Billy, where’s your Grammar?

History isn’t the only thing not, apparently, being taught in school. In my prior career one of my most important responsibilities was communicating with clients. An important component of communication is spelling and grammar and part of my job involved overseeing the communication of my staff to ensure that they were communicating both effectively and correctly. I was stunned and saddened that my staff, most of them half my age, communicated so poorly. And not just their spelling and grammar, but also sometimes their inability to communicate effectively.

I checked into a Rocky Mountain National Park campground some years ago and the employee about 10 years my senior asked me if I had any “chillins” [sic]. I had no idea what he was talking about and was getting frustrated when I asked him repeatedly what he meant. Finally he said “you know, little ones.” Children? I asked. Here was an adult who had gone to public school in the US, Louisiana, and he could not pronounce the word ‘children.’ To say noting of the fact that ‘children’ is the plural and ‘childrens’ is grammatically incorrect. It was like watching the scene in the movie My Cousin Vinny where the judge asks; “what’s a Ute.” The Vinny character, played by Joe Pesci, who was someone who had graduated from law school, could not pronounce the word ‘youth.’

His family and his teachers allowed him to use that grammar and pronunciation and never corrected him. Never taught him to use correct language. You have to wonder if the administrators of those schools ever checked on the teachers. In my experience, teachers are often the root of the problem. I know several teachers personally and not one of them knows the difference between “there’s” and “there are,” “you’re” and “your,” “has” vs. “have,” or “fewer” vs. “less.”

Media Influences

I have begun to notice that those in the media and in entertainment are guilty of butchering the English language as well. Newscasters who have been to journalism school don’t know how to use proper grammar. In a recent television commercial the narrator said “your” instead of “you’re.” I am a huge Star Wars fan and after the first season of Ahsoka I decided to binge Clone Wars so that I could get caught up on the back-story and was horrified by some of the grammar. And since the captions are turned on in our Disney+ app, I could literally read every time the voice actor used incorrect grammar.

Making a grammatical error during a live news broadcast could be forgiven, especially if they were to correct themselves.

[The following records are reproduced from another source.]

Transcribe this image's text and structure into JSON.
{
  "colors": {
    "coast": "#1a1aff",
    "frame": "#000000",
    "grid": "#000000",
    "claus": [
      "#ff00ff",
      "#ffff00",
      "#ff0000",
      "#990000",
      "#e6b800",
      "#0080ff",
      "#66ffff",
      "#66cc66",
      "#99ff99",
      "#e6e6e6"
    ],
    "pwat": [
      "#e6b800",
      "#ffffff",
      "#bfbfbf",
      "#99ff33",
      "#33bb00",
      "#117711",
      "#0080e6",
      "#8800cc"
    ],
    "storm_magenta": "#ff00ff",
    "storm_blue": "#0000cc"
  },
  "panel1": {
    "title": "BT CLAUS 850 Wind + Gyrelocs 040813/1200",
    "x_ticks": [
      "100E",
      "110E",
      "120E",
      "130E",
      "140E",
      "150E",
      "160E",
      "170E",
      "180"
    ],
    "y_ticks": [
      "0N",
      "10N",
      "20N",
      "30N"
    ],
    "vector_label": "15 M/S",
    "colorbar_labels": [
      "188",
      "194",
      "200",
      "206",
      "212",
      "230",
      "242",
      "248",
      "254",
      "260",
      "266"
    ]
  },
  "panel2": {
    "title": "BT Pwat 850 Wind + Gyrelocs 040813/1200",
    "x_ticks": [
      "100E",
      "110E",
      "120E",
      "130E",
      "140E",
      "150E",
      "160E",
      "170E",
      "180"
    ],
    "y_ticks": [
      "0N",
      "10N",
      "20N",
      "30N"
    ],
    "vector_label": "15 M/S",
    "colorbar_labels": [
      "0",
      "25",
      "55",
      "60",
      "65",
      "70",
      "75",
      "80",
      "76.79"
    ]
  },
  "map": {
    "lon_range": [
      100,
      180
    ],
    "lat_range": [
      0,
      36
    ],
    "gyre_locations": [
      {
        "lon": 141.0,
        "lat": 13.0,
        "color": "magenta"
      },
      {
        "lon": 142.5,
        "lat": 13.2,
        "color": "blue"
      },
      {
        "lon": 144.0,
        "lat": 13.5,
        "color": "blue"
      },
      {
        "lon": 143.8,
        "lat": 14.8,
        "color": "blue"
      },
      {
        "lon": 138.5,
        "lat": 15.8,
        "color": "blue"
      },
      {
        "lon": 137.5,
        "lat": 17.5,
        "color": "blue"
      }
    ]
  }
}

But hearing it in a scripted, pre-recorded format such as a commercial or television show tells me that no one is paying attention. Not the talent, not a director or recording supervisor. And there can only be two possibilities; either everyone involved do not themselves know any better, or they are deliberately ‘dumbing down’ their content to appeal to their audience. Frankly, I don’t know which prospect is more frightening to think about.

Educating America

One of my favorite comedy movies is the 2006 film Idiocracy. It portrays a dystopian future where evolution does not necessarily reward intelligence. But I fear that it may not be fiction. That it may be a harbinger of our future. The last few years have demonstrated how important education is and, just like in the movie, the consequences of its absence. We’ve seen how easily Republicans can lie and somehow make thousands, even millions of people believe those lies. There is no such thing as “alternative facts.” Trump has been quoted as saying; ““If you say it enough and keep saying it, they’ll start to believe you.” If no one corrects the lies, the truth will never be heard. Much the same as when no one, especially teachers, corrects incorrect history, spelling or grammar, it will permeate through our society, from one generation to the next.